On a sequential foundation, the revenue after tax (PAT) fell by 84% versus Rs 897 crore reported by the state-run firm in Q2FY25. In the meantime, the topline was down 0.75% versus Rs 24,675 crore within the July-September of FY25.
The federal government-owned metal firm incurred bills of Rs 24,560 crore in Q3FY25 which was up from Rs 23,824 crore in Q2FY25 and Rs 23,141 crore within the 12 months in the past interval. These bills embody price of supplies consumed, buy of stock-in-trade, worker advantages expense and finance price.
The earnings had been introduced after market hours and SAIL shares at present ended at Rs 99.95 on the NSE, down by Rs 5.23 or 5% over the Monday closing worth.
On a standalone foundation, the PAT fell 62% to Rs 126 crore from Rs 331 crore within the 12 months in the past interval.
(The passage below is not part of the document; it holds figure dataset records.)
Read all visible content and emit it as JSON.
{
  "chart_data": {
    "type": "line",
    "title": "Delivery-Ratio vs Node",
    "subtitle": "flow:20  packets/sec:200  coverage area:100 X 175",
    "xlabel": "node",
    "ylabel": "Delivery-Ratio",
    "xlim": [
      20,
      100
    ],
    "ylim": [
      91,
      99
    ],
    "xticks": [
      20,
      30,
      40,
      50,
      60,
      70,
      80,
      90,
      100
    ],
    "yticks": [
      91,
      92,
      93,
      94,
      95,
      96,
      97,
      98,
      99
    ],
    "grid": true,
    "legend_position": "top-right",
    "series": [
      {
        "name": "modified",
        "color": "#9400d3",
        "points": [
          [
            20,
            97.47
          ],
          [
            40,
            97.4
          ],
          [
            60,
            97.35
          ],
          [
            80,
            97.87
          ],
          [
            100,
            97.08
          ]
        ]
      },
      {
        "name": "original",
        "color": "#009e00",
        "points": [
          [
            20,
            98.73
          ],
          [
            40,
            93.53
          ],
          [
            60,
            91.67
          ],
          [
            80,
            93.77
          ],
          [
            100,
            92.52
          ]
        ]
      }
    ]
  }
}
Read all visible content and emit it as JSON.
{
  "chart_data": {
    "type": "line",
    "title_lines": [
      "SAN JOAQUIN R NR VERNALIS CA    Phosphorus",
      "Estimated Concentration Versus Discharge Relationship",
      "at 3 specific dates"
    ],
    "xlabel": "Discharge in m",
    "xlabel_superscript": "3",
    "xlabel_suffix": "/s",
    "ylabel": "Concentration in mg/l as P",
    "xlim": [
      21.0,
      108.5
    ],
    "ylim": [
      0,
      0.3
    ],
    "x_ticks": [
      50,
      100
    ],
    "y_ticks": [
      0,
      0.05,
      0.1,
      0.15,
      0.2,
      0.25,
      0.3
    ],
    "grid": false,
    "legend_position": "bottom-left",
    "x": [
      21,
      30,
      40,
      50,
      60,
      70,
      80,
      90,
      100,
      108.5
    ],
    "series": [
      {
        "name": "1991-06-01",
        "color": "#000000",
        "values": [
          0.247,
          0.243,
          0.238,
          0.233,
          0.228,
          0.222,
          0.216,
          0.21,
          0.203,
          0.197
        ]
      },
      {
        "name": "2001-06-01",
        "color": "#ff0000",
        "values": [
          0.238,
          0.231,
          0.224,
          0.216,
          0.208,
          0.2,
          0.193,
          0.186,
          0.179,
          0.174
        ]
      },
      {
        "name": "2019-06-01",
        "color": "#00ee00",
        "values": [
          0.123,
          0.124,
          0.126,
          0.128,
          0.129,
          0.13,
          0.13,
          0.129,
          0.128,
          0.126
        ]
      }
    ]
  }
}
The income stood at Rs 24,490 crore, up from Rs 23,345 within the October-December quarter of FY24.
Firm’s crude metal manufacturing within the reported quarter stood at Rs 4.63 million tonne which is decrease from 4.75 million tonne within the 12 months in the past interval. The gross sales quantity was up from 3.81 million tonne in Q3FY24 to 4.43 million tonne in Q3FY25.The Earnings Earlier than Curiosity, Tax, Depreciation and Amortisation (EBITDA) stood at Rs 2,389 crore versus Rs 2,319 crore in Q3FY24.Commenting on the monetary outcomes, SAIL Chairman Amarendu Prakash stated that within the face of a difficult metal market characterised by declining costs and an inflow of low cost imports, SAIL has managed to attain higher EBITDA in the course of the Q3FY25 in comparison with the corresponding interval final 12 months.
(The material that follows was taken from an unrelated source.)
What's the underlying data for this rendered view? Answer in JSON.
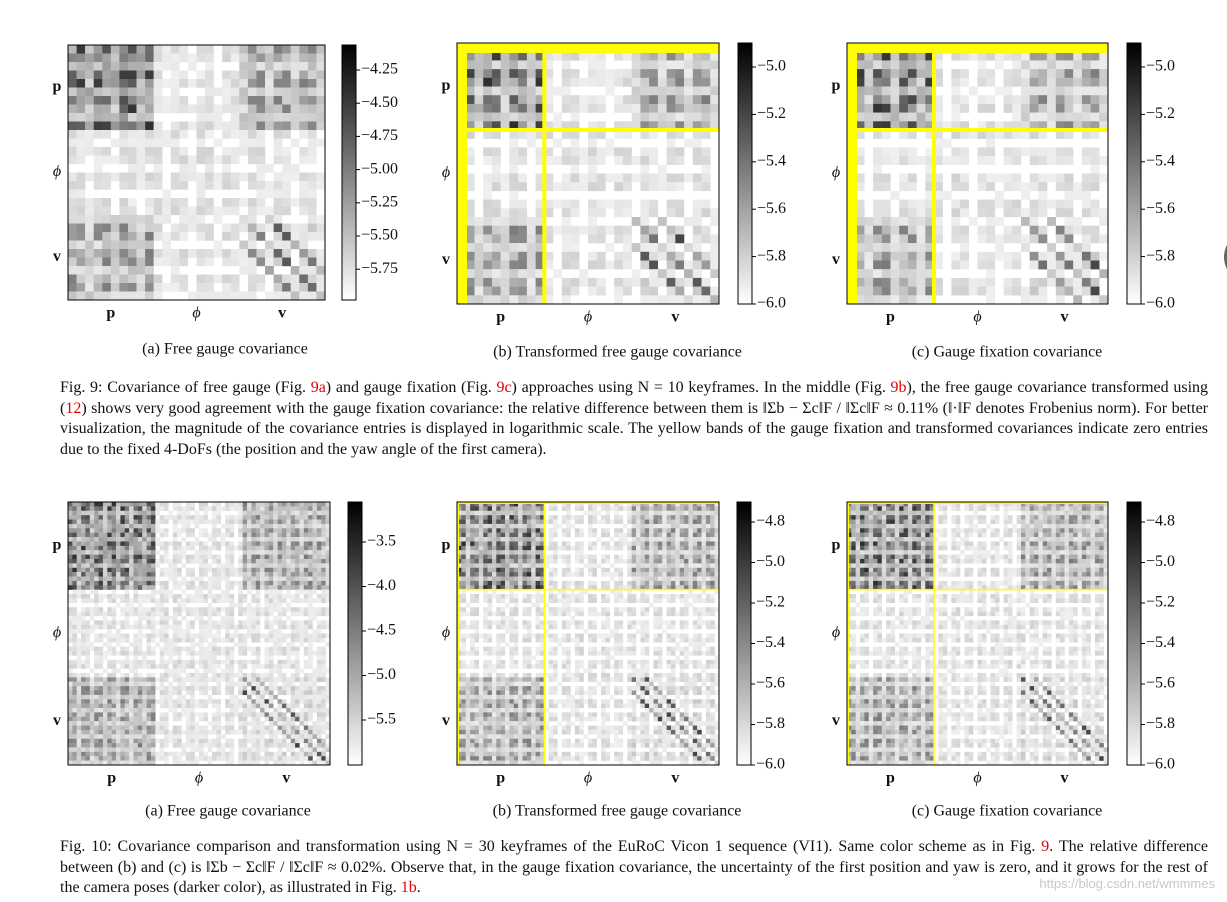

“We stay steadfast in our dedication to spice up manufacturing and improve price effectivity, whereas concurrently additional discover and undertake greener applied sciences. We count on that with acceptable interventions, the difficulty of low cost imports might be addressed and authorities’s drive on infrastructure improvement will bode nicely for the home metal business whereas driving the demand additional,” Prakash.